Ich vertraue Logan – ich weiß, dass er ein guter Schütze ist. Aber Rupert hält mich fest, und ich sehe, dass Logan zögert, nicht sicher ist. In diesem Moment sehe ich in Logans Augen wie viel  Angst er hat mich zu verlieren. Er sorgt sich also doch. Das tut er wirklich.

Langsam hält Logan die Pistole in der offenen Hand und legt sie sanft in den Schnee. Mein Herz sinkt.

„Lass sie gehen!“ schreit er.

„Erst das Essen!“ schreit Rupert zurück, sein heißer Atem an meinem Ohr. „Die Säcke, bring sie zu mir! Jetzt!“

Logan geht leise zur Rückseite des Lieferwagens, nimmt die vier schweren Säcke heraus und geht auf den Mann zu.

„Stelle sie auf den Boden!“ schreit Rupert „Langsam!“

Langsam stellt sie Logan auf den Boden.

In der Ferne höre ich den Motor der Sklaventreiber wimmern. Ich kann nicht glauben wie dumm ich war, alles geht schief, direkt vor meinen Augen.

Bree steigt aus dem Wagen.

„Lass meine Schwester gehen!“ schreit sie ihn an.

In diesem Moment habe ich Zukunft klar vor Augen. Ich weiß, was passieren wird. Rupert wird mir die Kehle aufschlitzen, dann wird er Logans Waffe nehmen und ihn und Bree töten. Danach Ben und Rose. Er wird unser Essen und unser Boot nehmen und einfach wegfahren.

Dass er mich tötet ist die eine Sache, aber Bree etwas zu tun ist eine andere. Das ist etwas, was ich nicht zulassen kann.

Plötzlich beiße ich zu. Bilder von meinem Vater gehen mir durch den Kopf, von seiner Zähigkeit, den Nahkampftechniken, in denen er mich ausgebildet hat. Druckpunkte, Schläge, Hebel. Wie man so ziemlich überall herauskommt. Wie man einen Mann mit einem einzigen Finger in die Knie zwingt. Und wie man seinen Hals von einem Messer befreit.

Ich wecke einen alten Reflex in mir und lasse meinen Körper übernehmen. Ich hebe meinen Ellenbogen ein paar Zentimeter nach oben und bringe ihn gerade zurück, genau auf seinen Solar Plexus.

Ich erziele eine eindeutige Wirkung, genau so, wo ich wollte. Sein Messer gräbt sich ein bisschen tiefer in meinen Hals ein, es ritzt die Haut auf und tut weh.

Aber gleichzeitig höre ich ihn nach Luft keuchen, und ich weiß, dass mein Schlag funktioniert hat.

Ich mache einen Schritt nach vorne, ziehe seinen Arm von meinem Hals, trete nach hinten und treffe ihn genau zwischen den Beinen. Er stolpert ein paar Schritte zurück und bricht im Schnee zusammen.

Ich hole tief Luft und keuche, mein Hals tut weh. Logan hechtet nach seiner Waffe.

Ich drehe mich um und sehe wie Rupert durchstartet und auf unser Boot zu rennt. Er macht drei große Schritte und springt genau in die Mitte des Bootes. Gleichzeitig schneidet er das Seil durch, mit dem das Boot am Ufer befestigt ist. Alles passiert schneller, als man blinzeln kann, ich kann kaum glauben, wie schnell er sich bewegt.

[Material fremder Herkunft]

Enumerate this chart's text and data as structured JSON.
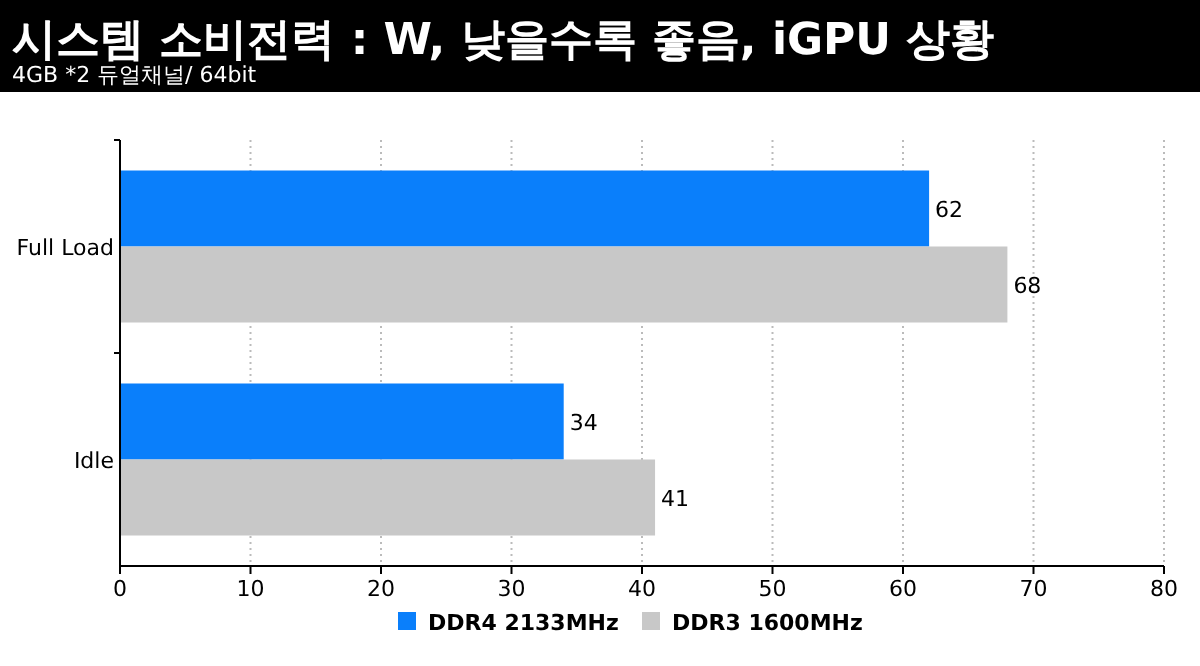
{
  "chart_data": {
    "type": "bar",
    "orientation": "horizontal",
    "title": "시스템 소비전력 : W, 낮을수록 좋음, iGPU 상황",
    "subtitle": "4GB *2 듀얼채널/ 64bit",
    "categories": [
      "Full Load",
      "Idle"
    ],
    "series": [
      {
        "name": "DDR4 2133MHz",
        "color": "#0a7ffb",
        "values": [
          62,
          34
        ]
      },
      {
        "name": "DDR3 1600MHz",
        "color": "#c8c8c8",
        "values": [
          68,
          41
        ]
      }
    ],
    "xlim": [
      0,
      80
    ],
    "xticks": [
      0,
      10,
      20,
      30,
      40,
      50,
      60,
      70,
      80
    ],
    "grid": "x",
    "legend": "bottom",
    "data_labels": true
  }
}
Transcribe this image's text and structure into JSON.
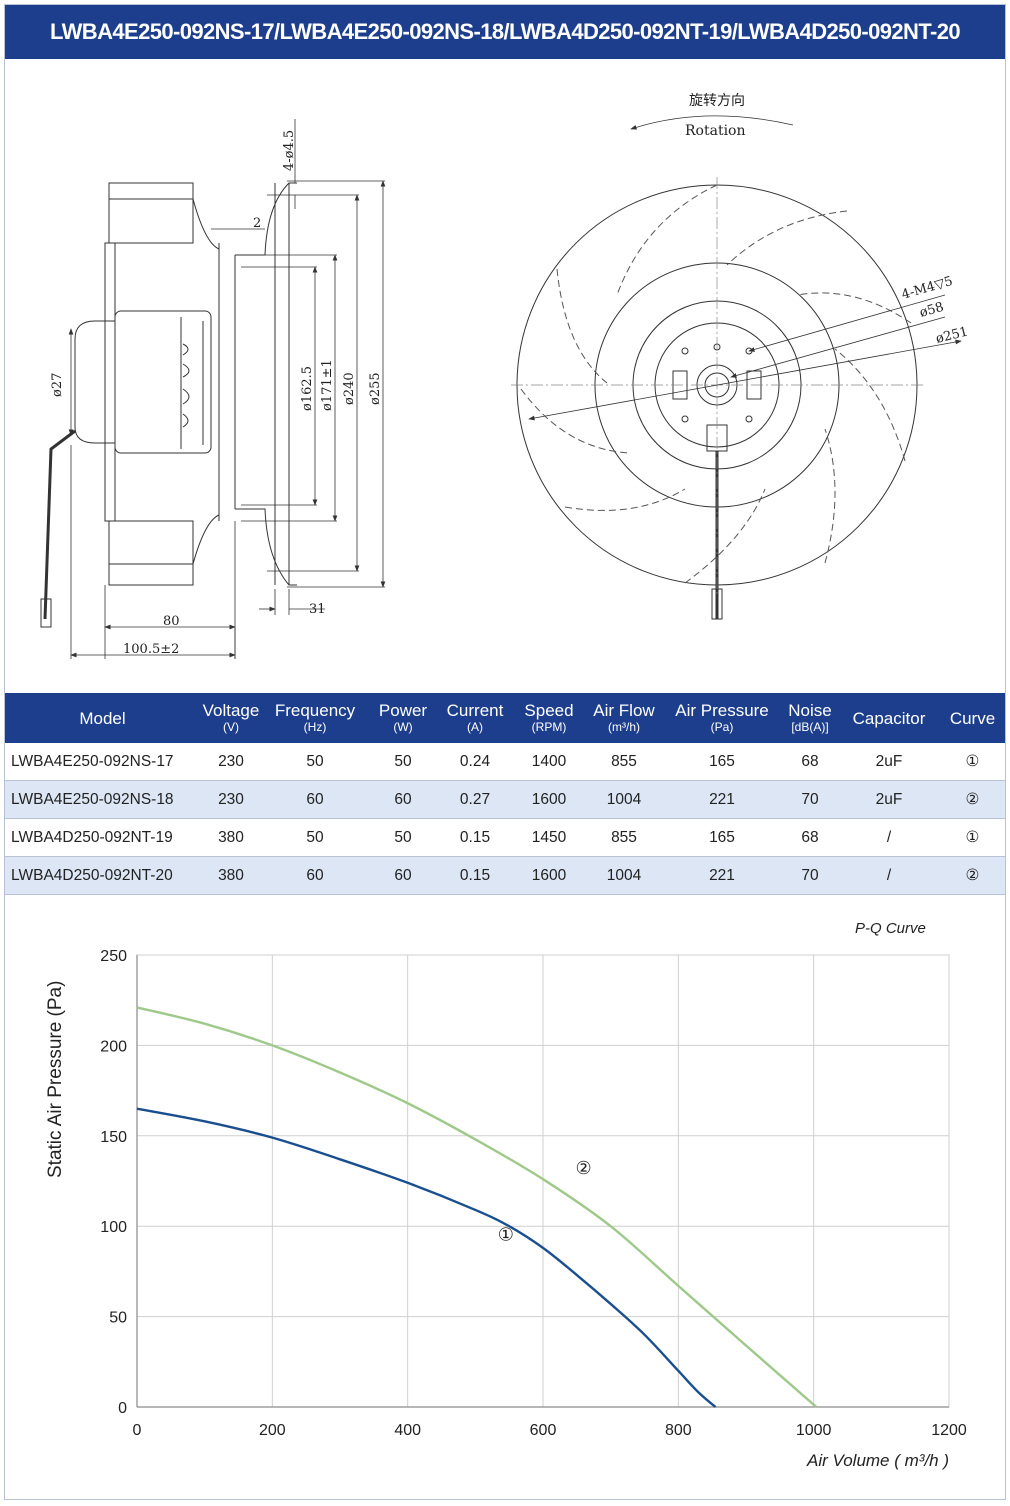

Ben steht da, benommen und verwirrt, weil er nicht weiß, wie er reagieren soll. Rupert dagegen zögert nicht: Er springt auf Ben zu und schlägt ihm fest mit der freien Hand ins Gesicht.

Ben kommt ins Stolpern und fällt. Noch bevor er aufstehen kann nimmt ihn Rupert in den Schwitzkasten und hält das Messer an seine Kehle.

 

Er dreht sich um und sieht zu uns herüber, dabei benutzt er Ben als menschliches Schutzschild. Im Boot kauert Rose und schreit, Penelope bellt wie verrückt.

„Wenn du auf mich schießt, tötest du ihn auch!“ schreit Rupert.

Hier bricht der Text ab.